無論買多買少,葉煩都送點東西。大概她太好說話, 村民跟過去切豬肉又間接證明葉煩幫窮親戚, 大爺大媽們特別喜歡她, 看見路人就幫她招呼,問要不要豬肉,不限購之類的。
下午一點多,六頭豬賣的一乾二淨。
到村里,葉煩把錢發下去,比村民預想的多,村民很高興,主動告訴葉煩村里還有幾頭大肥豬。
那次葉煩跟耿致勤繞著全村轉悠可不是瞎轉悠,她通過豬圈數量猜到村里不止六頭豬,所以賣春聯的時候就跟公園的大爺大媽和秦雲芝說過,年底賣豬肉,但有個前提條件,有人來驅趕她,大爺大媽們要幫她。
大爺大媽們跟守護自己人似的都答應幫忙。
葉煩這個時候才說,還有兩個地方也要豬肉,由於不知道村裡有多少頭,她沒敢告訴那些人她什麼時候過去。

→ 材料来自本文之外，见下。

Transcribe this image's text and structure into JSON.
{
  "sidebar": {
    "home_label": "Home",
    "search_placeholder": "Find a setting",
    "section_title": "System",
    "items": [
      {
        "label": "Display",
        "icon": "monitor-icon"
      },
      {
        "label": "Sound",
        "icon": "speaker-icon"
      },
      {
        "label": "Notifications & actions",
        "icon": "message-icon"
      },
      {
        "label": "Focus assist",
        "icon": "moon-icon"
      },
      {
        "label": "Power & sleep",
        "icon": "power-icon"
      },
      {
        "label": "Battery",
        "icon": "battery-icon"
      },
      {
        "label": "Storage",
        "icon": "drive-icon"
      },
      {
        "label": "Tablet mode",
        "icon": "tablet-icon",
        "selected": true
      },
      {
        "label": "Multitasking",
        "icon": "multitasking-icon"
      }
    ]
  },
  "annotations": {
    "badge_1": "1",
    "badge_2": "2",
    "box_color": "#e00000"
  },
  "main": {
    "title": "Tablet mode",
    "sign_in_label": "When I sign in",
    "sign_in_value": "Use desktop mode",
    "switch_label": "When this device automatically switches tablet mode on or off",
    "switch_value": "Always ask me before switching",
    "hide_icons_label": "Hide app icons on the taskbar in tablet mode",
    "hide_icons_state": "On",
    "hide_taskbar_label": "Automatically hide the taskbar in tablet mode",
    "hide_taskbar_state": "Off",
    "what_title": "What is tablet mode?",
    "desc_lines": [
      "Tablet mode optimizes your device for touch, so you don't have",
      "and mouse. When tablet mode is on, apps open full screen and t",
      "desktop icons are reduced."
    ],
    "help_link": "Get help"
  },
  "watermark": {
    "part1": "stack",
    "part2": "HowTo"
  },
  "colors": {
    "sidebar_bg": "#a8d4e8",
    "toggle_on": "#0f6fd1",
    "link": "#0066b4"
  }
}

葉煩拉走的六頭豬其中一頭是村長的,村長自然也在,就說:「還能出十一頭。」
「那早上殺五頭,上午殺六頭,明兒一天全賣了。」
耿致曄震驚:「葉煩煩,這麼多豬可不是鬧著玩的。」
「可以多跑幾個地方啊。明天九點到這裡,十點到公園。下午一點過來,兩點到公園。下午公園不好賣就去大舅媽那邊。」葉煩道,「豬肉缺口大著呢。」
耿致曄:「你做過市場調查?」
葉煩搖頭:「不用調查。除了國營單位,全城只有我光明正大賣豬肉。黑市上也有,但是黑市豬肉一塊五,人家肯定更願意買我的。不過明年肯定就多了。所以——」看一眼於家舅舅們和於家村村民們,「豬肉我只賣今年一年。青菜和雞鴨魚蛋只賣到明年暑假。」
耿致曄想起以前跟葉煩聊的事:「其實到明年年底你們幾家可以湊錢買一輛三蹦子。」
葉煩點頭:「我是學生,還要照顧大寶和二寶,就算想賺錢也不能天天出來。如果開春後你們想自己去市區試試,就叫大舅給我捎個信,我周末就不過來了。」
村長算過帳,由他們自己挑菜坐車進城賣不合算。村長家有一輛二八大槓,可是騎車賣菜太受罪,還耽誤下地鋤草。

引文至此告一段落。